Even so, when he should still be moving, he stops to give her one last look. His mind is completely numb, and it hasn't quite sunk in yet that she's gone, so his face is blankly impassive as he stares, unable to form coherent thought.
He's just standing there by her lifeless body, completely and utterly frozen. He stares and stares and stares until he knows that he's most definitely overstayed. But he delays just a little bit longer, and hopes with all of his deadened heart that she'll come back to life.
Sometimes, though he doesn't like to admit it, Levi hates being a soldier.
These moments are few and rare between, but he has never felt it as strongly as he does now.
He's kneeling besides her corpse – her corpse – and he wants to cry and hold her and scream something at the sky, but he keeps his face carefully composed as the soldiers around him trudge by, their heads hung in defeat.

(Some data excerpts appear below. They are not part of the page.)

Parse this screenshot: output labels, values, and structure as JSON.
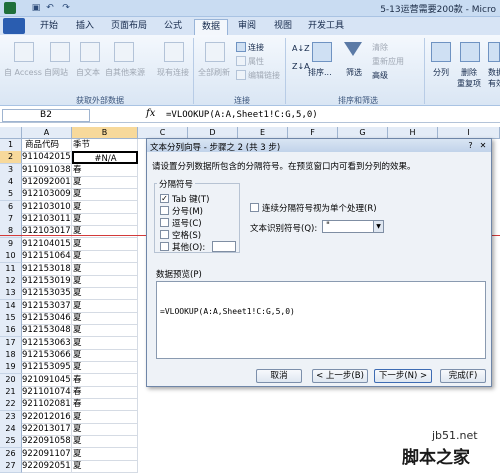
{
  "window": {
    "title": "5-13运营需要200款 - Micro"
  },
  "qat": {
    "save_icon": "save-icon",
    "undo_icon": "undo-icon",
    "redo_icon": "redo-icon"
  },
  "tabs": [
    "开始",
    "插入",
    "页面布局",
    "公式",
    "数据",
    "审阅",
    "视图",
    "开发工具"
  ],
  "active_tab": "数据",
  "ribbon": {
    "external": {
      "access": "自 Access",
      "web": "自网站",
      "text": "自文本",
      "other": "自其他来源",
      "existing": "现有连接",
      "group": "获取外部数据"
    },
    "connections": {
      "refresh": "全部刷新",
      "conn": "连接",
      "props": "属性",
      "edit": "编辑链接",
      "group": "连接"
    },
    "sortfilter": {
      "sort": "排序...",
      "filter": "筛选",
      "clear": "清除",
      "reapply": "重新应用",
      "advanced": "高级",
      "group": "排序和筛选"
    },
    "tools": {
      "split": "分列",
      "remove": "删除",
      "remove2": "重复项",
      "valid": "数据",
      "valid2": "有效"
    }
  },
  "formula_bar": {
    "name_box": "B2",
    "fx": "fx",
    "formula": "=VLOOKUP(A:A,Sheet1!C:G,5,0)"
  },
  "columns": [
    "A",
    "B",
    "C",
    "D",
    "E",
    "F",
    "G",
    "H",
    "I"
  ],
  "rows": [
    {
      "n": "1",
      "a": "商品代码",
      "b": "季节"
    },
    {
      "n": "2",
      "a": "911042015",
      "b": "#N/A"
    },
    {
      "n": "3",
      "a": "911091038",
      "b": "春"
    },
    {
      "n": "4",
      "a": "912092001",
      "b": "夏"
    },
    {
      "n": "5",
      "a": "912103009",
      "b": "夏"
    },
    {
      "n": "6",
      "a": "912103010",
      "b": "夏"
    },
    {
      "n": "7",
      "a": "912103011",
      "b": "夏"
    },
    {
      "n": "8",
      "a": "912103017",
      "b": "夏"
    },
    {
      "n": "9",
      "a": "912104015",
      "b": "夏"
    },
    {
      "n": "10",
      "a": "912151064",
      "b": "夏"
    },
    {
      "n": "11",
      "a": "912153018",
      "b": "夏"
    },
    {
      "n": "12",
      "a": "912153019",
      "b": "夏"
    },
    {
      "n": "13",
      "a": "912153035",
      "b": "夏"
    },
    {
      "n": "14",
      "a": "912153037",
      "b": "夏"
    },
    {
      "n": "15",
      "a": "912153046",
      "b": "夏"
    },
    {
      "n": "16",
      "a": "912153048",
      "b": "夏"
    },
    {
      "n": "17",
      "a": "912153063",
      "b": "夏"
    },
    {
      "n": "18",
      "a": "912153066",
      "b": "夏"
    },
    {
      "n": "19",
      "a": "912153095",
      "b": "夏"
    },
    {
      "n": "20",
      "a": "921091045",
      "b": "春"
    },
    {
      "n": "21",
      "a": "921101074",
      "b": "春"
    },
    {
      "n": "22",
      "a": "921102081",
      "b": "春"
    },
    {
      "n": "23",
      "a": "922012016",
      "b": "夏"
    },
    {
      "n": "24",
      "a": "922013017",
      "b": "夏"
    },
    {
      "n": "25",
      "a": "922091058",
      "b": "夏"
    },
    {
      "n": "26",
      "a": "922091107",
      "b": "夏"
    },
    {
      "n": "27",
      "a": "922092051",
      "b": "夏"
    }
  ],
  "dialog": {
    "title": "文本分列向导 - 步骤之 2 (共 3 步)",
    "instruction": "请设置分列数据所包含的分隔符号。在预览窗口内可看到分列的效果。",
    "delimiters_label": "分隔符号",
    "tab": "Tab 键(T)",
    "semicolon": "分号(M)",
    "comma": "逗号(C)",
    "space": "空格(S)",
    "other": "其他(O):",
    "other_value": "",
    "consecutive": "连续分隔符号视为单个处理(R)",
    "qualifier_label": "文本识别符号(Q):",
    "qualifier_value": "\"",
    "preview_label": "数据预览(P)",
    "preview_text": "=VLOOKUP(A:A,Sheet1!C:G,5,0)",
    "cancel": "取消",
    "back": "< 上一步(B)",
    "next": "下一步(N) >",
    "finish": "完成(F)",
    "tab_checked": true
  },
  "watermark": {
    "site": "jb51.net",
    "brand": "脚本之家"
  }
}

Quietly, he looks at her face, takes in every detail, and tries to imagine her without blood streaked across half of her porcelain face. He brushes the honey-colored hair out of her eyes and closes her lids so that he can't see her amber eyes anymore. But they were just empty, anyways, with all traces of her already gone. They're no longer shining with the kind of life she possessed, and her mouth is agape, her smile already long gone.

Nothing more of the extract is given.